Aus den Ergebnissen leiteten die Forscher im nächsten Schritt einen Algorithmus ab. In einer Folgestudie an weiteren 100 Freiwilligen testeten sie, ob man damit die individuelle Reaktion auf ein Nahrungsmittel auf der Grundlage des Lebensstils, des medizinischen Hintergrundes und der Zusammensetzung und Funktion des Mikrobioms einer Person vorher sagen konnte. Das klappte tatsächlich.
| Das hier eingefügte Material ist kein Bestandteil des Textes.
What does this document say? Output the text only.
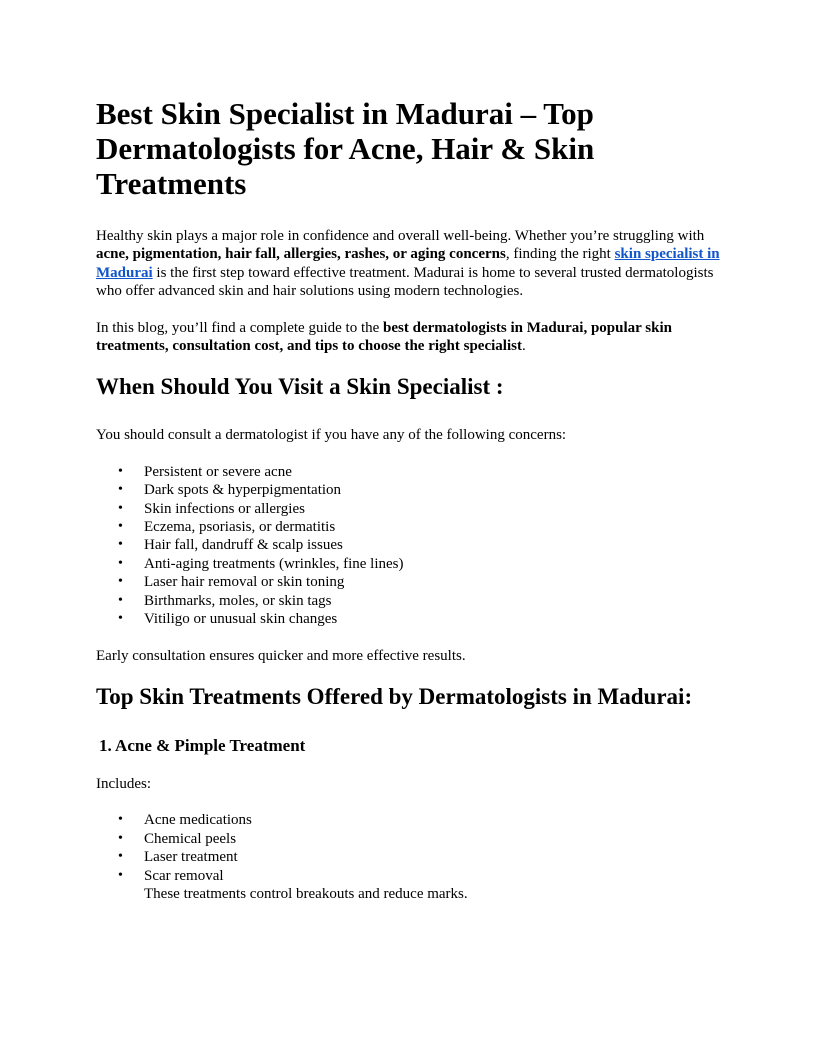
Best Skin Specialist in Madurai – Top Dermatologists for Acne, Hair & Skin Treatments

Healthy skin plays a major role in confidence and overall well-being. Whether you’re struggling with acne, pigmentation, hair fall, allergies, rashes, or aging concerns, finding the right skin specialist in Madurai is the first step toward effective treatment. Madurai is home to several trusted dermatologists who offer advanced skin and hair solutions using modern technologies.

In this blog, you’ll find a complete guide to the best dermatologists in Madurai, popular skin treatments, consultation cost, and tips to choose the right specialist.

When Should You Visit a Skin Specialist :

You should consult a dermatologist if you have any of the following concerns:

• Persistent or severe acne
• Dark spots & hyperpigmentation
• Skin infections or allergies
• Eczema, psoriasis, or dermatitis
• Hair fall, dandruff & scalp issues
• Anti-aging treatments (wrinkles, fine lines)
• Laser hair removal or skin toning
• Birthmarks, moles, or skin tags
• Vitiligo or unusual skin changes

Early consultation ensures quicker and more effective results.

Top Skin Treatments Offered by Dermatologists in Madurai:
1. Acne & Pimple Treatment

Includes:

• Acne medications
• Chemical peels
• Laser treatment
• Scar removal
These treatments control breakouts and reduce marks.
Nicht nur der Anstieg des Blutzuckers als Reaktion auf verschiedene Nahrungsmittel ließ sich mit dem Algorithmus abschätzen, sondern auch der Einfluss des Lebensstils darauf, wie etwa Sport oder Schlafphasen.

Personalisierte Ernährung für Risikogruppen

In der letzten Phase der Studie wollten die Forscher schließlich noch wissen, ob auf der Grundlage ihres Algorithmus auch persönliche Ernährungsempfehlungen etwa zur Senkung des Blutzuckerspiegels möglich waren. Freiwillige erhielten für eine Woche eine individuell auf sie zugeschnittene „gute" oder „schlechte" Ernährung“, jeweils mit derselben Anzahl an Kalorien, aber unterschiedlich zusammengesetzt. Auch hierbei hatten die Forscher Erfolg.

Während die personalisierte „gute" Ernährung dazu beigetrug, den Blutzuckerspiegel stetig auf einem gesunden Niveau zu halten, erlebten die Probanden mit der für sie „schlechten“ Nahrung oft Spitzen im Blutspiegel. Außerdem zeigten sich durch die personalisierten Mahlzeiten konsistente Änderungen in der Zusammensetzung der Darmmikroben. 

Diese ersten Informationen könnten in Zukunft dazu verwendet werden, um persönliche Ernährungsempfehlungen für die Prävention und Behandlung von Fettleibigkeit und Diabetes zu entwickeln, hofft der Immunologe Elinav. Das Team vom Weizmann-Institut hat deshalb schon damit begonnen, Freiwillige mit entsprechend Risiken in eine längerfristige Follow-up Studie zu gewinnen.  

Studie: Zeevi D et al. Personalized Nutrition by Prediction of Glycemic Responses. Cell. 2015 Nov 19;163(5):1079-94.